Ancak genel olarak, şiddetin genlerimize kadar işlediği; psikolojik ve fiziksel olarak her türlü şiddete mütemadiyen maruz kaldığımız bir ülkede yaşadığımızı kabul etmekten başka çare yok gibi görünüyor. Bundan çok değil birkaç yıl önce masum kişileri hedef gösteren, toplumu şiddete itecek şekilde kutuplaştıran ve bunu (hakkını vermek gerek) başarıyla icra eden birtakım unsurların bazı otobüslerde hâlâ ağırlanabiliyor olmasını başka nasıl açıklayabiliriz? Çok net: Şiddet artık kanıksanmış durumda. En azından belli makamlar nezdinde.

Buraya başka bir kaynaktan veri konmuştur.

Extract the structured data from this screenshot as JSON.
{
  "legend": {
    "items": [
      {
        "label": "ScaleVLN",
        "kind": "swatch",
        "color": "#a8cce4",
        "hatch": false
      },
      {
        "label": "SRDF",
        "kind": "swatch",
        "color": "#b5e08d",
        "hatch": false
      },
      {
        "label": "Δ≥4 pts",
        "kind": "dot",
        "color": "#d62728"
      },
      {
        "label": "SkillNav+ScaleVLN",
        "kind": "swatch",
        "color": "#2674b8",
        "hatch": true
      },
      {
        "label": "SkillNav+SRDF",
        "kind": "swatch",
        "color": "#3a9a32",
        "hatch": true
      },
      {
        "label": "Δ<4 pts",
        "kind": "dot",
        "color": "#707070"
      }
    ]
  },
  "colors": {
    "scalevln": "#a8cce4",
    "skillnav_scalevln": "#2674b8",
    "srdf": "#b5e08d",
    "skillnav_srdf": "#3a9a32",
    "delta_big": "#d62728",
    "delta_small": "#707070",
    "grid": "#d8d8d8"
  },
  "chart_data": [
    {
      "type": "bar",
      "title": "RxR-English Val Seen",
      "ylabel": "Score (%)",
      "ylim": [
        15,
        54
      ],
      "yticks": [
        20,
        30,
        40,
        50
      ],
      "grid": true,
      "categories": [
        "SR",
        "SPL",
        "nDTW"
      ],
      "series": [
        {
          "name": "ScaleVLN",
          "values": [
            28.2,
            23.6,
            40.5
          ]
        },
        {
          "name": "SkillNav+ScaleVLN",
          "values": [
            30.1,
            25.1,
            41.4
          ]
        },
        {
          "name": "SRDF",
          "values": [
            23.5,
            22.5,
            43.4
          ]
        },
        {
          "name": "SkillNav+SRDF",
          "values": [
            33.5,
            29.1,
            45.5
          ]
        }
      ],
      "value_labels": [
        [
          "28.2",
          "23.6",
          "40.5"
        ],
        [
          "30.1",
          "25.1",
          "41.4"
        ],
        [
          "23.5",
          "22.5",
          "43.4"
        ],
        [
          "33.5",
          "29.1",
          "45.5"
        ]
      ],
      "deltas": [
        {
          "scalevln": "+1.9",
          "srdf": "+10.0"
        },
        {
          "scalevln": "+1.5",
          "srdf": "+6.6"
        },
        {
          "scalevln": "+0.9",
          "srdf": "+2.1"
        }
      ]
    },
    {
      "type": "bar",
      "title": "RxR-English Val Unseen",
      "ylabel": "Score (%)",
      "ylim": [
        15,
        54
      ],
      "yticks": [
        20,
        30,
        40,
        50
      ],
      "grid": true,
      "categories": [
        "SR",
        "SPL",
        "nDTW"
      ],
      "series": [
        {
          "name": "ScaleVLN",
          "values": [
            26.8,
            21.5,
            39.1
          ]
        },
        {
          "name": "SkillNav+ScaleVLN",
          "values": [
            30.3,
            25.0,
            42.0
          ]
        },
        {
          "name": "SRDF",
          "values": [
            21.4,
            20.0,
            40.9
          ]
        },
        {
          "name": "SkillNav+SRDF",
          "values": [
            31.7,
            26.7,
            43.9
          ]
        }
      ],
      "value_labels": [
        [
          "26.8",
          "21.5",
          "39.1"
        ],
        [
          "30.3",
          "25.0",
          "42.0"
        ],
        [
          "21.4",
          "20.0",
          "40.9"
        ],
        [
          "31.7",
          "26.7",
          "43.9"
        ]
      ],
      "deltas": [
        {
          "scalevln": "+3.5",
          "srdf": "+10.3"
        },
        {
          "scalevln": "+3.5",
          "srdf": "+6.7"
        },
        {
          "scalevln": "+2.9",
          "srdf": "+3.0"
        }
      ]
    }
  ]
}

Yurttaşları önemseyen pek kimse yok, varsa da sesi çıkmıyor. (Ya da biz duyamıyoruz)

Bir dijital platformun dizisine ve afişlerine nefret kusabilen, bir müzenin duvarındaki grafitileri birkaç saatlik kolektif bir tepkiselinin ardından ‘söke söke’ kaldırtabilen, yıllardır yapılan festivalleri ‘şak diye’ yasaklatabilen büyük bir güruh var. Böyle bir güruh, bu denli görünür ve baskın oldukça şiddet ve şiddetten beslenen unsurlar hiç tükenmeyecek. Çünkü hedefteki üslup bu, tarz bu.

Ancak sanmayın ki, sadece ‘dışarıdan’ böyle.

Birkaç yıl önce, sosyalist olduğunu iddia ederek dost meclislerimize dahil olan bir futbol kulübü başkanı vardı. Kartalspor sezonun son maçında 3. Lig’e düşmüş, deplasmanda oynadıkları Tarsus’tan kulüp başkanları uçak biletlerini iptal ettiği ve takım otobüsüne de kendilerini almadığı için futbolcular İstanbul’a dönememişti. Sosyalist olduğunu iddia eden, hadi daha net biçimde söyleyelim ‘solcu geçinen’, o kulüp başkanı; bu olaya dair haberi gördüğümüzde gülmüş, “Ben olsam ben de bırakırdım!” demişti. Başta şaka yaptığını sansak da maalesef çok ciddiydi.

Dört köşesi ‘cinnet’ vatanımızda, akıl sağlığımızı koruyarak ayakta kalmaya çalışıyoruz inatla. Birileri de gelip otobüsümüze yangın tüpü sıkıyor, bayrağımızı kesiyor, bizi yumrukluyor. ‘Bizden’ görünen bazıları da sıranın kendilerine gelmesini bekliyor. Sadece o kadar.

Şiddet, bizim omuzlarımıza sertçe basa basa tırmanıyor ve biz sadece delirmediğimiz her gün için kendimizi kârda sayabiliyoruz.